Christopher and Cara Kail (Photo: Jim Bovin)

When Cara and Michael Kail left home for Fairview Southdale Hospital for the birth of their fourth child late on the evening of September 24, 2010, Michael had planned to be home the next day to take their other kids to the Children’s Theatre.

But a rare and very dangerous complication caused Cara to lose consciousness during labor early the next morning, which resulted in an emergency C-section birth, right in the labor room. At one point, neither Cara nor new baby Christopher was breathing or had a pulse.

The team of doctors and nurses revived Christopher within minutes, but it was unclear whether Cara would survive.

While doctors worked on Cara, a neonatology team led by Indu Agarwal, M.D., had Christopher transferred to the neonatal intensive care unit (NICU) at University of Minnesota Amplatz Children’s Hospital within just two to three hours of his birth to start a cooling therapy designed to preserve brain function after oxygen deprivation.

With the cooling therapy, a special mat drops the baby’s body temperature down to 92.3 degrees Fahrenheit. The baby is kept cool for three days and then is gradually warmed back to a normal body temperature.

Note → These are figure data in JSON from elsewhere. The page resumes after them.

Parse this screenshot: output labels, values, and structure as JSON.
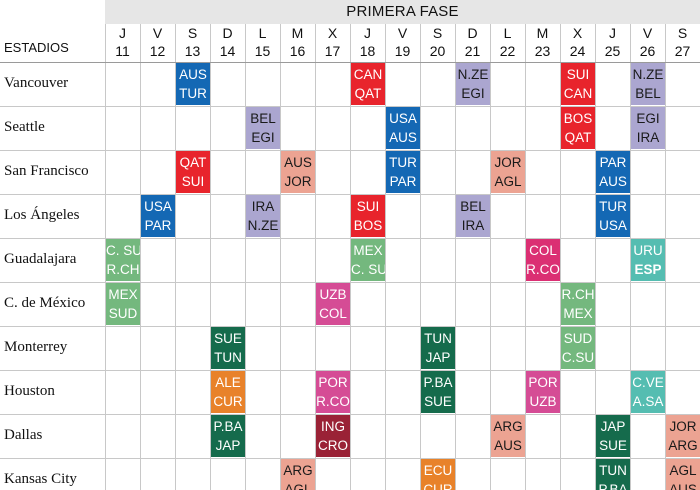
{
  "header": {
    "phase": "PRIMERA FASE",
    "stadiums_label": "ESTADIOS"
  },
  "days": [
    {
      "letter": "J",
      "num": "11"
    },
    {
      "letter": "V",
      "num": "12"
    },
    {
      "letter": "S",
      "num": "13"
    },
    {
      "letter": "D",
      "num": "14"
    },
    {
      "letter": "L",
      "num": "15"
    },
    {
      "letter": "M",
      "num": "16"
    },
    {
      "letter": "X",
      "num": "17"
    },
    {
      "letter": "J",
      "num": "18"
    },
    {
      "letter": "V",
      "num": "19"
    },
    {
      "letter": "S",
      "num": "20"
    },
    {
      "letter": "D",
      "num": "21"
    },
    {
      "letter": "L",
      "num": "22"
    },
    {
      "letter": "M",
      "num": "23"
    },
    {
      "letter": "X",
      "num": "24"
    },
    {
      "letter": "J",
      "num": "25"
    },
    {
      "letter": "V",
      "num": "26"
    },
    {
      "letter": "S",
      "num": "27"
    }
  ],
  "stadiums": [
    "Vancouver",
    "Seattle",
    "San Francisco",
    "Los Ángeles",
    "Guadalajara",
    "C. de México",
    "Monterrey",
    "Houston",
    "Dallas",
    "Kansas City"
  ],
  "group_colors": {
    "A": "#74b87e",
    "B": "#e8242c",
    "C": "#db2f73",
    "D": "#1468b4",
    "E": "#e8822a",
    "F": "#156b4c",
    "G": "#aba6d0",
    "H": "#55bdb1",
    "J": "#eca392",
    "K": "#9a2236",
    "L": "#d54c95"
  },
  "matches": [
    {
      "stadium": 0,
      "day": 2,
      "line1": "AUS",
      "line2": "TUR",
      "group": "D"
    },
    {
      "stadium": 0,
      "day": 7,
      "line1": "CAN",
      "line2": "QAT",
      "group": "B"
    },
    {
      "stadium": 0,
      "day": 10,
      "line1": "N.ZE",
      "line2": "EGI",
      "group": "G"
    },
    {
      "stadium": 0,
      "day": 13,
      "line1": "SUI",
      "line2": "CAN",
      "group": "B"
    },
    {
      "stadium": 0,
      "day": 15,
      "line1": "N.ZE",
      "line2": "BEL",
      "group": "G"
    },
    {
      "stadium": 1,
      "day": 4,
      "line1": "BEL",
      "line2": "EGI",
      "group": "G"
    },
    {
      "stadium": 1,
      "day": 8,
      "line1": "USA",
      "line2": "AUS",
      "group": "D"
    },
    {
      "stadium": 1,
      "day": 13,
      "line1": "BOS",
      "line2": "QAT",
      "group": "B"
    },
    {
      "stadium": 1,
      "day": 15,
      "line1": "EGI",
      "line2": "IRA",
      "group": "G"
    },
    {
      "stadium": 2,
      "day": 2,
      "line1": "QAT",
      "line2": "SUI",
      "group": "B"
    },
    {
      "stadium": 2,
      "day": 5,
      "line1": "AUS",
      "line2": "JOR",
      "group": "J"
    },
    {
      "stadium": 2,
      "day": 8,
      "line1": "TUR",
      "line2": "PAR",
      "group": "D"
    },
    {
      "stadium": 2,
      "day": 11,
      "line1": "JOR",
      "line2": "AGL",
      "group": "J"
    },
    {
      "stadium": 2,
      "day": 14,
      "line1": "PAR",
      "line2": "AUS",
      "group": "D"
    },
    {
      "stadium": 3,
      "day": 1,
      "line1": "USA",
      "line2": "PAR",
      "group": "D"
    },
    {
      "stadium": 3,
      "day": 4,
      "line1": "IRA",
      "line2": "N.ZE",
      "group": "G"
    },
    {
      "stadium": 3,
      "day": 7,
      "line1": "SUI",
      "line2": "BOS",
      "group": "B"
    },
    {
      "stadium": 3,
      "day": 10,
      "line1": "BEL",
      "line2": "IRA",
      "group": "G"
    },
    {
      "stadium": 3,
      "day": 14,
      "line1": "TUR",
      "line2": "USA",
      "group": "D"
    },
    {
      "stadium": 4,
      "day": 0,
      "line1": "C. SU",
      "line2": "R.CH",
      "group": "A"
    },
    {
      "stadium": 4,
      "day": 7,
      "line1": "MEX",
      "line2": "C. SU",
      "group": "A"
    },
    {
      "stadium": 4,
      "day": 12,
      "line1": "COL",
      "line2": "R.CO",
      "group": "C"
    },
    {
      "stadium": 4,
      "day": 15,
      "line1": "URU",
      "line2": "ESP",
      "group": "H",
      "bold2": true
    },
    {
      "stadium": 5,
      "day": 0,
      "line1": "MEX",
      "line2": "SUD",
      "group": "A"
    },
    {
      "stadium": 5,
      "day": 6,
      "line1": "UZB",
      "line2": "COL",
      "group": "L"
    },
    {
      "stadium": 5,
      "day": 13,
      "line1": "R.CH",
      "line2": "MEX",
      "group": "A"
    },
    {
      "stadium": 6,
      "day": 3,
      "line1": "SUE",
      "line2": "TUN",
      "group": "F"
    },
    {
      "stadium": 6,
      "day": 9,
      "line1": "TUN",
      "line2": "JAP",
      "group": "F"
    },
    {
      "stadium": 6,
      "day": 13,
      "line1": "SUD",
      "line2": "C.SU",
      "group": "A"
    },
    {
      "stadium": 7,
      "day": 3,
      "line1": "ALE",
      "line2": "CUR",
      "group": "E"
    },
    {
      "stadium": 7,
      "day": 6,
      "line1": "POR",
      "line2": "R.CO",
      "group": "L"
    },
    {
      "stadium": 7,
      "day": 9,
      "line1": "P.BA",
      "line2": "SUE",
      "group": "F"
    },
    {
      "stadium": 7,
      "day": 12,
      "line1": "POR",
      "line2": "UZB",
      "group": "L"
    },
    {
      "stadium": 7,
      "day": 15,
      "line1": "C.VE",
      "line2": "A.SA",
      "group": "H"
    },
    {
      "stadium": 8,
      "day": 3,
      "line1": "P.BA",
      "line2": "JAP",
      "group": "F"
    },
    {
      "stadium": 8,
      "day": 6,
      "line1": "ING",
      "line2": "CRO",
      "group": "K"
    },
    {
      "stadium": 8,
      "day": 11,
      "line1": "ARG",
      "line2": "AUS",
      "group": "J"
    },
    {
      "stadium": 8,
      "day": 14,
      "line1": "JAP",
      "line2": "SUE",
      "group": "F"
    },
    {
      "stadium": 8,
      "day": 16,
      "line1": "JOR",
      "line2": "ARG",
      "group": "J"
    },
    {
      "stadium": 9,
      "day": 5,
      "line1": "ARG",
      "line2": "AGL",
      "group": "J"
    },
    {
      "stadium": 9,
      "day": 9,
      "line1": "ECU",
      "line2": "CUR",
      "group": "E"
    },
    {
      "stadium": 9,
      "day": 14,
      "line1": "TUN",
      "line2": "P.BA",
      "group": "F"
    },
    {
      "stadium": 9,
      "day": 16,
      "line1": "AGL",
      "line2": "AUS",
      "group": "J"
    }
  ]
}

The baby then undergoes an MRI, an EEG, and extensive ongoing neurological evaluation to measure the extent of the brain damage, if any, that occurred during birth.

It’s unclear how long Christopher went without oxygen. But his MRI results were normal. His doctors and parents won’t know for sure if all is well until he meets expected developmental milestones later as he grows.

“It’s frustrating, being someone who likes to take care of things right away, especially with your kids,” says Cara Kail, who suffered pneumonia and an infection before she was cleared to leave the hospital two weeks after Christopher’s birth.

But for now, the Kails are proceeding with life as usual, as Christopher seems to be developing normally with only minor concerns. For instance, Christopher has low muscle tone, but he’s compensating and walking like other kids his age. And he’s also had his eyes checked, but so far they look good, too.

“They’ve been monitoring him very carefully,” Cara Kail says of Agarwal and the rest of the care team at the NICU Follow-Up Clinic. “We’re just checking — crossing every ‘t’ and dotting every ‘i.’ How great is it that we can say that?”